STOCKWATCH.ID (JAKARTA) – Dugaan korupsi dalam tata kelola minyak mentah dan produk kilang di PT Pertamina, Subholding, dan Kontraktor Kontrak Kerja Sama (KKKS) periode 2018–2023 diduga menyebabkan kerugian negara dan konsumen. Salah satu praktik yang disorot adalah dugaan pengoplosan bahan bakar dari RON 90 (Pertalite) menjadi RON 92 (Pertamax).
Ketua Badan Perlindungan Konsumen Nasional Republik Indonesia (BPKN RI), Mufti Mubarok, menegaskan jika dugaan ini terbukti, maka hak konsumen telah dilanggar. Konsumen yang membayar untuk Pertamax dengan kualitas RON 92 justru mendapatkan Pertalite dengan kualitas lebih rendah.
“Hak konsumen dalam Undang-Undang Perlindungan Konsumen (UUPK) jelas tercederai. Konsumen dijanjikan RON 92 dengan harga lebih mahal, tetapi ternyata yang didapat adalah RON 90. Ini juga melanggar hak atas informasi yang benar, jelas, dan jujur mengenai produk yang dikonsumsi,” ujar Mufti, di Jakarta, Rabu (26/2/2025).
Ia menambahkan, konsumen yang dirugikan berhak menggugat dan meminta ganti rugi kepada Pertamina. Salah satu mekanismenya adalah gugatan perwakilan kelompok (class action), karena banyak konsumen mengalami kerugian yang sama. Bahkan, pemerintah dan instansi terkait juga bisa melakukan gugatan mengingat dampaknya yang luas.
BPKN mendesak aparat penegak hukum mengusut tuntas kasus ini dan memberikan sanksi berat kepada pelaku. Selain itu, Pertamina diminta bersikap transparan terkait kualitas bahan bakar yang dijual, bertanggung jawab atas kerugian konsumen, serta memperbaiki sistem pengawasan dan distribusi agar kasus serupa tidak terulang.
“BPKN siap menerima laporan dan memberikan pendampingan kepada konsumen yang merasa dirugikan dalam kasus ini,” tegas Mufti.
Pertamina Tanggapi Isu Pertamax Dioplos
Menanggapi isu pengoplosan ini, Pertamina Patra Niaga, Subholding Commercial & Trading PT Pertamina (Persero) akhirnya buka suara. Pertamina Patra Niaga menegaskan tidak ada praktik pengoplosan bahan bakar minyak (BBM) Pertamax. Kualitas Pertamax dipastikan sesuai spesifikasi yang ditetapkan pemerintah, yakni RON 92.
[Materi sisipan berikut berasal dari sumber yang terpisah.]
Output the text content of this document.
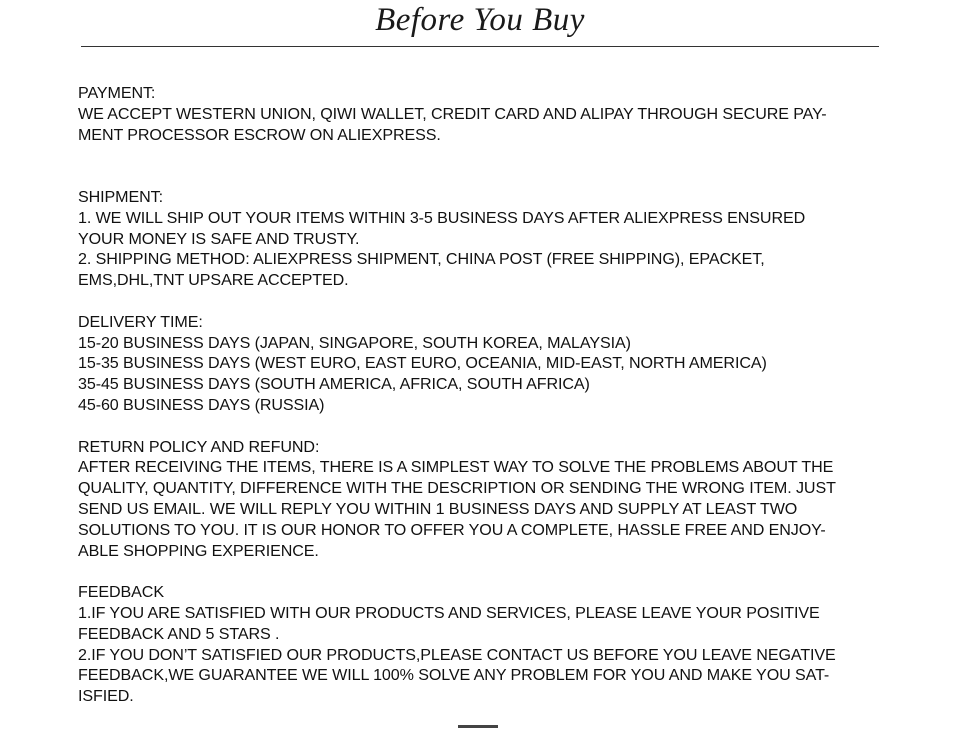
Before You Buy
PAYMENT:
WE ACCEPT WESTERN UNION, QIWI WALLET, CREDIT CARD AND ALIPAY THROUGH SECURE PAY-
MENT PROCESSOR ESCROW ON ALIEXPRESS.
SHIPMENT:
1. WE WILL SHIP OUT YOUR ITEMS WITHIN 3-5 BUSINESS DAYS AFTER ALIEXPRESS ENSURED
YOUR MONEY IS SAFE AND TRUSTY.
2. SHIPPING METHOD: ALIEXPRESS SHIPMENT, CHINA POST (FREE SHIPPING), EPACKET,
EMS,DHL,TNT UPSARE ACCEPTED.
DELIVERY TIME:
15-20 BUSINESS DAYS (JAPAN, SINGAPORE, SOUTH KOREA, MALAYSIA)
15-35 BUSINESS DAYS (WEST EURO, EAST EURO, OCEANIA, MID-EAST, NORTH AMERICA)
35-45 BUSINESS DAYS (SOUTH AMERICA, AFRICA, SOUTH AFRICA)
45-60 BUSINESS DAYS (RUSSIA)
RETURN POLICY AND REFUND:
AFTER RECEIVING THE ITEMS, THERE IS A SIMPLEST WAY TO SOLVE THE PROBLEMS ABOUT THE
QUALITY, QUANTITY, DIFFERENCE WITH THE DESCRIPTION OR SENDING THE WRONG ITEM. JUST
SEND US EMAIL. WE WILL REPLY YOU WITHIN 1 BUSINESS DAYS AND SUPPLY AT LEAST TWO
SOLUTIONS TO YOU. IT IS OUR HONOR TO OFFER YOU A COMPLETE, HASSLE FREE AND ENJOY-
ABLE SHOPPING EXPERIENCE.
FEEDBACK
1.IF YOU ARE SATISFIED WITH OUR PRODUCTS AND SERVICES, PLEASE LEAVE YOUR POSITIVE
FEEDBACK AND 5 STARS .
2.IF YOU DON’T SATISFIED OUR PRODUCTS,PLEASE CONTACT US BEFORE YOU LEAVE NEGATIVE
FEEDBACK,WE GUARANTEE WE WILL 100% SOLVE ANY PROBLEM FOR YOU AND MAKE YOU SAT-
ISFIED.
“Produk yang masuk ke terminal BBM Pertamina adalah produk jadi yang sudah sesuai dengan RON masing-masing. Pertalite memiliki RON 90, sedangkan Pertamax memiliki RON 92. Spesifikasi yang disalurkan ke masyarakat sejak awal penerimaan produk di terminal sudah sesuai ketentuan pemerintah,” kata Corporate Secretary Pertamina Patra Niaga, Heppy Wulansari, di Jakarta, Rabu (26/2/2025).
Heppy menjelaskan, di terminal utama BBM, Pertamina hanya melakukan injeksi warna (dyes) agar produk lebih mudah dikenali masyarakat. Selain itu, ada juga injeksi additive yang berfungsi meningkatkan performa Pertamax.
“Jadi, bukan pengoplosan atau mengubah RON. Masyarakat tidak perlu khawatir dengan kualitas Pertamax,” tegasnya.
Pertamina Patra Niaga menerapkan prosedur ketat dalam pengawasan kualitas produk (Quality Control/QC). Distribusi BBM juga diawasi oleh Badan Pengatur Hilir Minyak dan Gas Bumi (BPH Migas).
“Kami memastikan kualitas produk tetap terjaga sesuai standar, dan distribusinya juga diawasi oleh BPH Migas,” ujar Heppy.
VP Corporate Communication Pertamina, Fadjar Djoko Santoso, menambahkan Pertamina selalu berkomitmen menjaga mutu BBM yang didistribusikan ke masyarakat.
“Masyarakat tidak perlu khawatir, produk Pertamina telah melalui rangkaian uji untuk memastikan kualitasnya tetap prima,” jelas Fadjar.
Sebagai pemimpin di bidang transisi energi, Pertamina terus berupaya mendukung target net zero emission 2060. Program-program yang dijalankan juga sejalan dengan Sustainable Development Goals (SDGs) dan penerapan Environmental, Social & Governance (ESG) di seluruh lini bisnis dan operasi perusahaan.